Paper: Intelligent design of optical networks: which topology features help maximise throughput in the nonlinear regime? (invited)
Authors: Polina Bayvel, Ruijie Luo, Robin Matzner, Daniel Semrau and Georgios Zervas
Session: Passive optical networks I (Tu1J)
Time: 08:00 and 18:00
Abstract: The overarching goal in intelligent network design is to deliver capacity when and where it is needed. The key to this is to understand which network topology characteristics impact the achievable network throughput. This is explored through the use of a new generative network model, taking into account physical network characteristics.
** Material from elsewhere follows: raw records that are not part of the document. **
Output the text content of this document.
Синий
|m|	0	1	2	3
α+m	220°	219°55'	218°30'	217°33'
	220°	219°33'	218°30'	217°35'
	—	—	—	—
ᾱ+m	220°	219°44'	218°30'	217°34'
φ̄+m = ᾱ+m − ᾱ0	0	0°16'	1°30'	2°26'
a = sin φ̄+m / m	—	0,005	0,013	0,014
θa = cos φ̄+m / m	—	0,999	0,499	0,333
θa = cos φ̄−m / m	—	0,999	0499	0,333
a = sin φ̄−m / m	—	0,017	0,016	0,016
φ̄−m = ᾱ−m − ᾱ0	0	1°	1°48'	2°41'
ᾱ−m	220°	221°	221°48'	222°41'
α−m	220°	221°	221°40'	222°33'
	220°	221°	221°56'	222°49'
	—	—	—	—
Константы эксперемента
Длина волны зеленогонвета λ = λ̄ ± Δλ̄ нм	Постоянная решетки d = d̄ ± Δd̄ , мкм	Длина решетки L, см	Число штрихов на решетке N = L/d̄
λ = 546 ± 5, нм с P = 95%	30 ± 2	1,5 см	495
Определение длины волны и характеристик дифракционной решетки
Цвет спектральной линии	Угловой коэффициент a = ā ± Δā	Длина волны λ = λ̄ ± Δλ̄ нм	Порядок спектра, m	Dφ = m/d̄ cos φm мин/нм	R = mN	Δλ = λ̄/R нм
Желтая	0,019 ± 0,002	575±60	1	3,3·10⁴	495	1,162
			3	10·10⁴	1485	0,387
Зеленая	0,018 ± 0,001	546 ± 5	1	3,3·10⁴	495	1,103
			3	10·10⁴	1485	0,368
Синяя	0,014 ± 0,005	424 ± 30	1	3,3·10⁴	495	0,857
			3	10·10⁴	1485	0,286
PaperEnd-to-End Learning in Optical Fiber Communications: Concept and Transceiver Design (invited)
Authors: Boris Karanov, Polina Bayvel and Laurent Schmalen
Session: Advanced transmission concepts (Tu2F)
Time: 09:30 and 19:30
Abstract: We implement a complete fiber-optic communication system as an end-to-end computational graph using an artificial neural network (ANN)-based transceiver. We highlight transceivers implemented using feedforward or recurrent ANN, and illustrate their performance by an example.

Wednesday 9 December

Paper: Experimental Verification of Complex-Valued Artificial Neural Network for Nonlinear Equalization in Coherent Optical Communication Systems
Authors: Pedro J. Freire, Vladislav Neskorniuk, Antonio Napoli, Bernhard Spinnler, Nelson Costa, Jaroslaw E. Prilepsky, Emilio Riccardi and Sergei Turitsyn
Session: Machine learning for transceivers (We1D)
Time: 08:10 and 18:10
Abstract: We propose a novel design of neural network for mitigating the fiber nonlinearity, employing a structure based on physical modelling. The neural network achieved nearly 5 times BER reduction in a field trial when transmitting WDM 200G DP-16QAM over a 620 km legacy link.

Thursday 10 December

Paper: End-to-End Learning in Optical Fiber Communications: Experimental Demonstration and Future Trends (invited)
Authors: Boris Karanov, Vinicius Oliari, Mathieu Chagnon, Gabriele Liga, Alex Alvarado, Vahid Aref, Domanic Lavery, Polina Bayvel and Laurent Schmalen Laurent.
Session: End to end and supervised learning of optical channels (Th1D)
Time: 08:00 and 18:00
Abstract: Fiber-optic auto-encoders are demonstrated on an IM/DD test-bed, outperforming state-of-the-art signal processing. Algorithms for end-to-end optimization using experimentally collected data are discussed. The end-to-end learning framework is extended for performing optimization of the symbol distribution in probabilistically-shaped coherent systems

Paper: Simplifying the Supervised Learning of Kerr Nonlinearity Compensation Algorithms by Data Augmentation
Authors: Vladislav Neskorniuk, Pedro J. Freire, Antonio Napoli, Bernhard Spinnler, Wolfgang Schairer, Jaroslaw E. Prilepsky, Nelson Costa and Sergei Turitsyn
Session: End to end and supervised learning of optical channels (Th1D)
Time: 08:40 and 18:40
Abstract: We propose a data augmentation technique to improve performance and decrease complexity of the supervised learning of nonlinearity compensation algorithms. We demonstrate both numerically and experimentally that the augmentation allows reducing the training dataset size up to 6 times while keeping the same post-compensation bit-error rate.


We are sad to be missing the amazing beer and chocolate that Belgium is famous for, but happy to be sharing our latest work (virtually) with the ECOC community!